Он ушел, хлопнув дверью. Теперь жди его под утро. Опять она будет как на иголках. Может, у него и правда с деньгами сейчас не густо, но свинья грязи найдет. Умудрялся же он раньше добывать наркотики, не имея за душой ни цента.

Фенелда гнала от себя мысль, что он ворует, но положа руку на сердце она не послала бы его одного ни в один из домов, где убиралась.

Что может быть печальнее, когда родная мать не доверяет сыну! Она была даже рада, что муж, упокой Господи его душу, не дожил до такого позора.


Миган оценивающим взглядом смотрела на поставленную елку.

— Криво.

Барт отложил елочные лампочки, которые только что извлек из коробки.

— А по мне, так ровно.

— Да нет, смотри. Чуть направо завалилась.

Он подошел и встал рядом.

— Ты что, заделалась критиком рождественских елок?

— Терпеть не могу, когда что-то не так. Меня тогда так и подмывает поправить.

— А по мне, так пусть стоит, как стоит, лишь бы не падала. — Однако он опустился на четвереньки и подполз под елку.

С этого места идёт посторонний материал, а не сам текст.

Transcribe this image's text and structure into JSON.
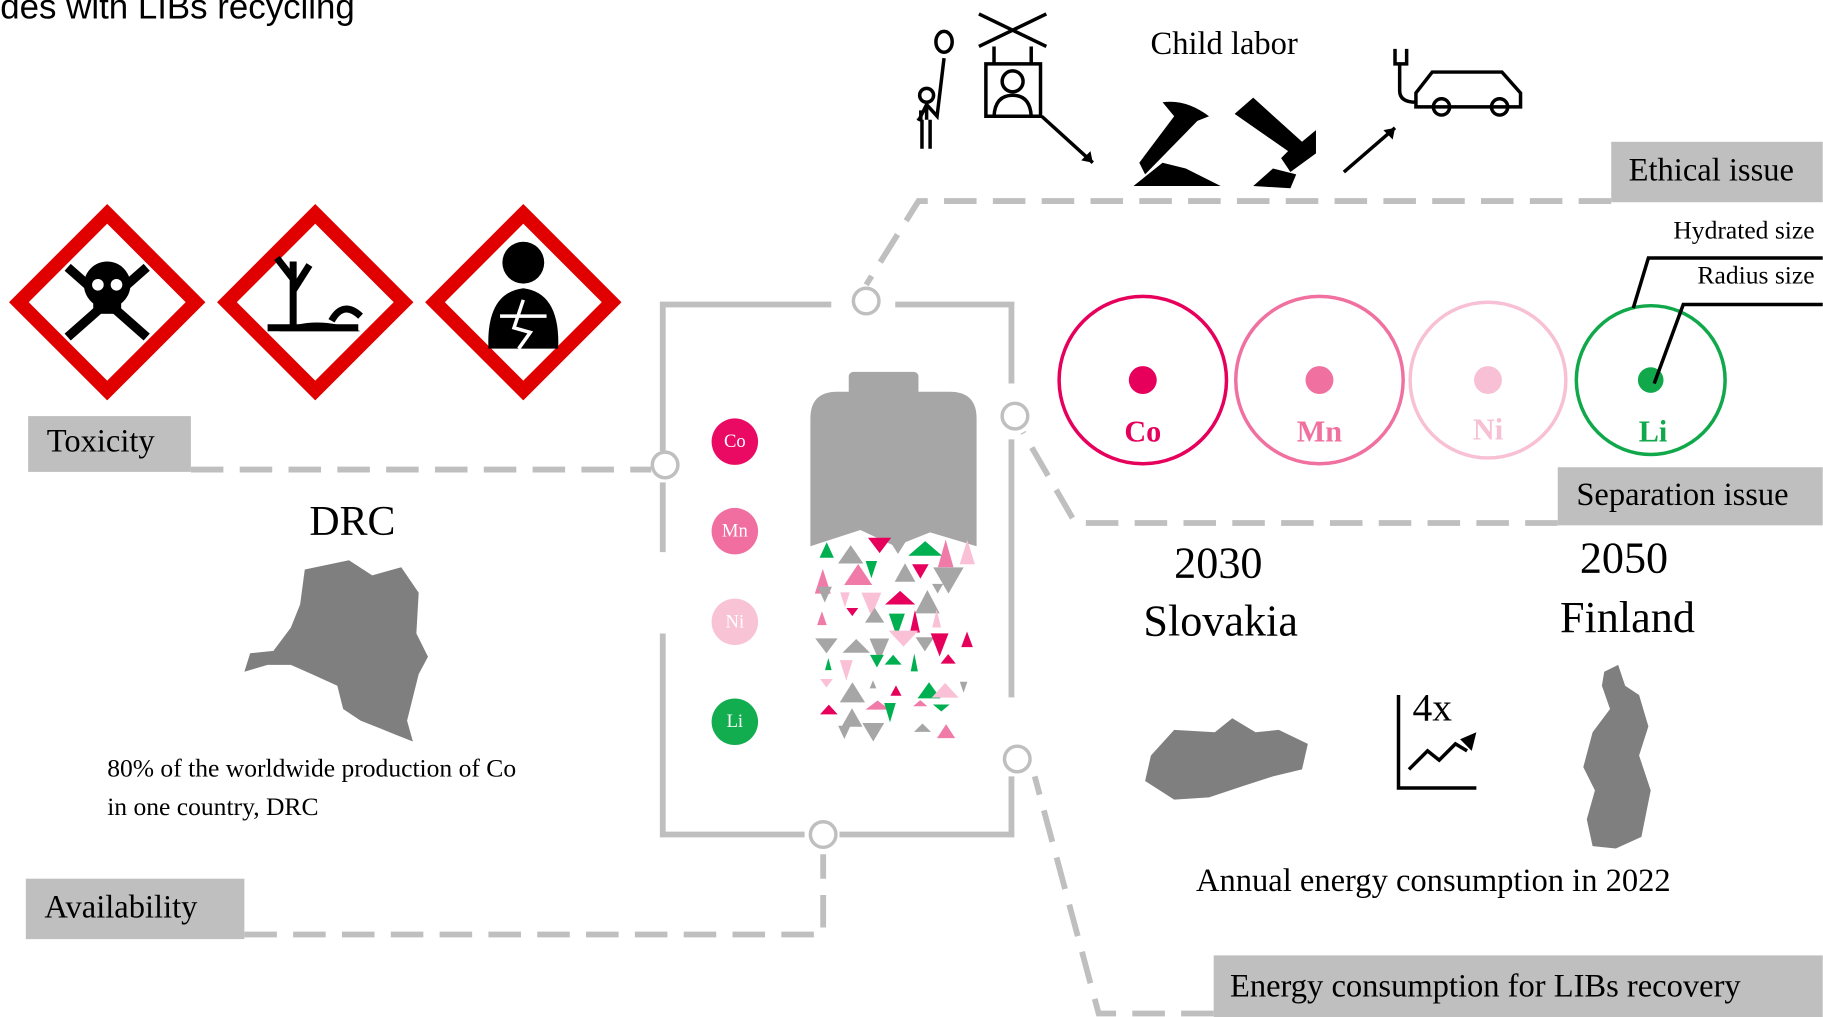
{
  "title": "des with LIBs recycling",
  "issues": {
    "toxicity": "Toxicity",
    "ethical": "Ethical issue",
    "separation": "Separation issue",
    "availability": "Availability",
    "energy": "Energy consumption for LIBs recovery"
  },
  "ethical": {
    "caption": "Child labor"
  },
  "separation": {
    "hydrated": "Hydrated size",
    "radius": "Radius size",
    "ions": [
      "Co",
      "Mn",
      "Ni",
      "Li"
    ]
  },
  "battery": {
    "elements": [
      "Co",
      "Mn",
      "Ni",
      "Li"
    ]
  },
  "availability": {
    "country": "DRC",
    "caption": [
      "80% of the worldwide production of Co",
      "in one country, DRC"
    ]
  },
  "energy": {
    "left": {
      "year": "2030",
      "country": "Slovakia"
    },
    "right": {
      "year": "2050",
      "country": "Finland"
    },
    "factor": "4x",
    "caption": "Annual energy consumption in 2022"
  }
}
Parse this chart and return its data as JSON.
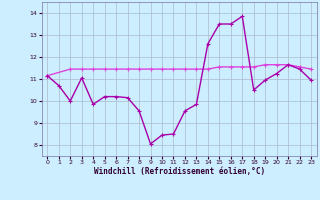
{
  "xlabel": "Windchill (Refroidissement éolien,°C)",
  "background_color": "#cceeff",
  "grid_color": "#aabbcc",
  "line1_color": "#aa00aa",
  "line2_color": "#dd44dd",
  "xlim": [
    -0.5,
    23.5
  ],
  "ylim": [
    7.5,
    14.5
  ],
  "yticks": [
    8,
    9,
    10,
    11,
    12,
    13,
    14
  ],
  "xticks": [
    0,
    1,
    2,
    3,
    4,
    5,
    6,
    7,
    8,
    9,
    10,
    11,
    12,
    13,
    14,
    15,
    16,
    17,
    18,
    19,
    20,
    21,
    22,
    23
  ],
  "series1_x": [
    0,
    1,
    2,
    3,
    4,
    5,
    6,
    7,
    8,
    9,
    10,
    11,
    12,
    13,
    14,
    15,
    16,
    17,
    18,
    19,
    20,
    21,
    22,
    23
  ],
  "series1_y": [
    11.15,
    10.7,
    10.0,
    11.05,
    9.85,
    10.2,
    10.2,
    10.15,
    9.55,
    8.05,
    8.45,
    8.5,
    9.55,
    9.85,
    12.6,
    13.5,
    13.5,
    13.85,
    10.5,
    10.95,
    11.25,
    11.65,
    11.45,
    10.95
  ],
  "series2_x": [
    0,
    2,
    3,
    4,
    5,
    6,
    7,
    8,
    9,
    10,
    11,
    12,
    13,
    14,
    15,
    16,
    17,
    18,
    19,
    20,
    21,
    22,
    23
  ],
  "series2_y": [
    11.15,
    11.45,
    11.45,
    11.45,
    11.45,
    11.45,
    11.45,
    11.45,
    11.45,
    11.45,
    11.45,
    11.45,
    11.45,
    11.45,
    11.55,
    11.55,
    11.55,
    11.55,
    11.65,
    11.65,
    11.65,
    11.55,
    11.45
  ]
}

Зад у него выпятился, и Миган невольно поймала себя на мысли, что не может оторвать взгляд от его крепких ягодиц. Вот тебе и беременная, а как до дела доходит, так ее не оторвешь. Хотя, что и говорить, вид у Барта очень сексуальный.

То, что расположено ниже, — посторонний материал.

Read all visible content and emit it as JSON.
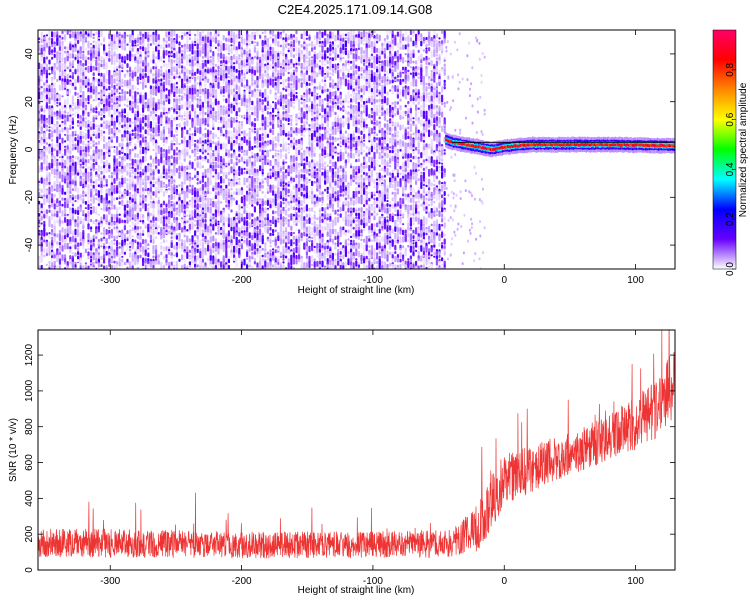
{
  "title": "C2E4.2025.171.09.14.G08",
  "chart_data": [
    {
      "type": "heatmap",
      "xlabel": "Height of straight line (km)",
      "ylabel": "Frequency (Hz)",
      "xlim": [
        -355,
        130
      ],
      "ylim": [
        -50,
        50
      ],
      "xticks": [
        -300,
        -200,
        -100,
        0,
        100
      ],
      "yticks": [
        -40,
        -20,
        0,
        20,
        40
      ],
      "colorbar": {
        "label": "Normalized spectral amplitude",
        "range": [
          0,
          0.96
        ],
        "ticks": [
          0.0,
          0.2,
          0.4,
          0.6,
          0.8
        ],
        "colors": [
          "#ffffff",
          "#6600ff",
          "#0000ff",
          "#00ffff",
          "#00ff00",
          "#ffff00",
          "#ff8800",
          "#ff0000",
          "#ff0066"
        ]
      },
      "noise_region": {
        "x": [
          -355,
          -45
        ],
        "freq": [
          -50,
          50
        ],
        "amplitude": [
          0.02,
          0.3
        ]
      },
      "signal_trace": [
        {
          "x": -45,
          "freq": 4
        },
        {
          "x": -40,
          "freq": 3
        },
        {
          "x": -30,
          "freq": 2
        },
        {
          "x": -20,
          "freq": 1
        },
        {
          "x": -10,
          "freq": 0
        },
        {
          "x": 0,
          "freq": 1
        },
        {
          "x": 20,
          "freq": 2
        },
        {
          "x": 50,
          "freq": 2
        },
        {
          "x": 85,
          "freq": 2
        },
        {
          "x": 130,
          "freq": 1.5
        }
      ],
      "signal_amplitude": 0.95
    },
    {
      "type": "line",
      "xlabel": "Height of straight line (km)",
      "ylabel": "SNR (10 * v/v)",
      "xlim": [
        -355,
        130
      ],
      "ylim": [
        0,
        1340
      ],
      "xticks": [
        -300,
        -200,
        -100,
        0,
        100
      ],
      "yticks": [
        0,
        200,
        400,
        600,
        800,
        1000,
        1200
      ],
      "color": "#ee3333",
      "x": [
        -355,
        -300,
        -200,
        -100,
        -40,
        -25,
        -10,
        0,
        25,
        50,
        75,
        100,
        115,
        130
      ],
      "y": [
        150,
        150,
        140,
        140,
        150,
        200,
        380,
        500,
        580,
        650,
        720,
        820,
        900,
        1050
      ],
      "noise_spread": [
        80,
        80,
        75,
        75,
        80,
        130,
        180,
        150,
        130,
        120,
        130,
        150,
        170,
        200
      ]
    }
  ]
}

— Скажи, когда будет прямо.

— Чуть-чуть влево. Еще капельку. Отлично.

— Вот голос женщины. — Он попятился и выполз из-под елки. — Сейчас повешу лампочки, если ты сделаешь воздушную кукурузу и какао, — проговорил он, ероша себе волосы.

— Воздушную кукурузу? А ты что, обедать не будешь?

— Кто — я? К тому же мы можем сегодня попозже пообедать. Я все беру на себя.

— Неужели? Ты, наверное, хочешь сказать, что откроешь банку супа?

— Ни капли благодарности.

Миган пошла на кухню и сунула пакет кукурузы в микроволновую печь, поставив ее на пять минут. Скрючившись в три погибели, она извлекла с нижней полки кипятильник. Разогнуться оказалось еще труднее.